Many subjectivists (e.g., de Finetti) analyze degrees of belief (probabilities) in terms of (possible) betting behavior. Consider a bet where one wins W=1 if A is true and loses L if it is false. The probability you attribute to A is what you think the fair value of L expressed in units of W, that is, the value of L if you did not know which side of the bet you would have to take. For example, suppose you consider the arrangement whereby one wins $1 if A it true and loses $1/3 if A is false a fair one. Then, you believe that Pr(A) =1/4. In fact the arrangement is fair when

1Pr(A)=1/3 (1-Pr(A)),

that is,

4/3Pr(A)=1/3,

or

Pr(A)=1/4.

Here probability is understood in terms of utility (in the example, $$) and rational preference. (Since you don’t know which side of the bet you’ll get, you’ll settle for a fair bet).

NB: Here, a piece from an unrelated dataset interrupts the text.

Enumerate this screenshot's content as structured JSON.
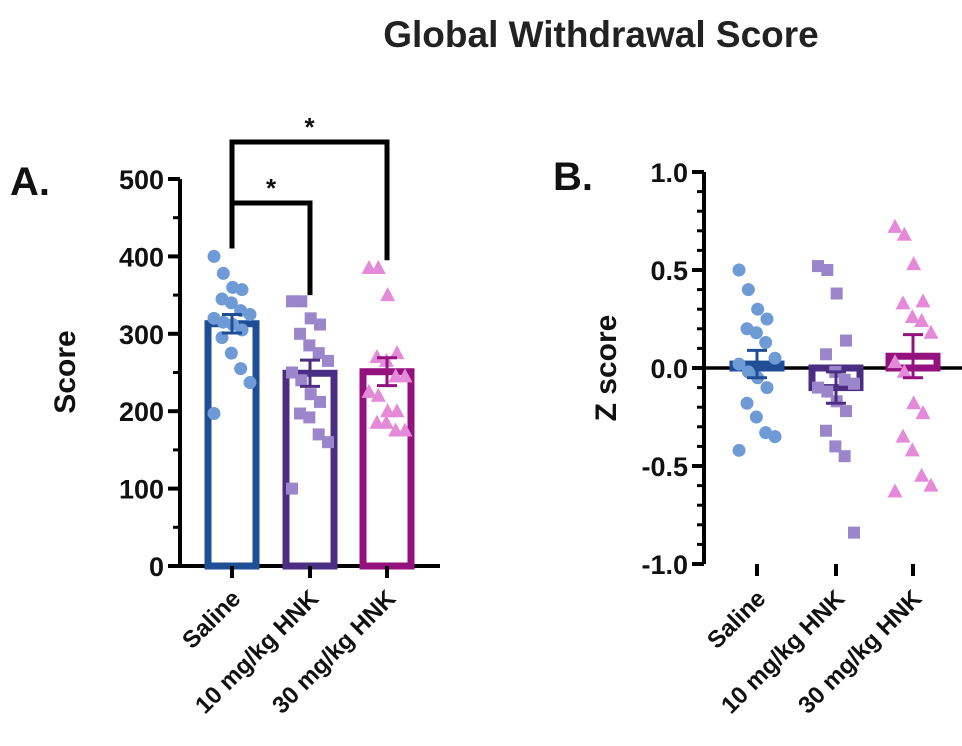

Others (e.g., Ramsey) try to obtain both probability and utility from rational preference in a two step procedure whereby first one obtains probability from rational preferences, and then utility from probability and rational preference. Roughly, here is the procedure. First, Ramsey introduces ‘ethically neutral’ statements, namely statements which per se are indifferent to you, so that their only significance is their association with the outcomes of gambles. Suppose now that you prefer A over B, that statement P is ethically neutral and that you are indifferent between the gamble: get A if P is true and B if P is false and get A if P is false and B if P is true. Then, by definition, Pr(P)=1/2. Note that now P can be used to set up a lottery just in the same way a fair coin can. The probabilities of many other ethically neutral statements can be obtained analogously. Once the set of ethically neutral statements for which we know the probability is large enough, they can be used in place of lotteries in determining utilities. Hence, one determines utilities and then the probabilities of the remaining ethically neutral statements. Finally, by knowing utilities, one can obtain the probabilities of non-ethically neutral statements by appealing to the expected values of bets.

Other constraints beyond (1)-(2) have been proposed, but dealing with them would take us too far afield.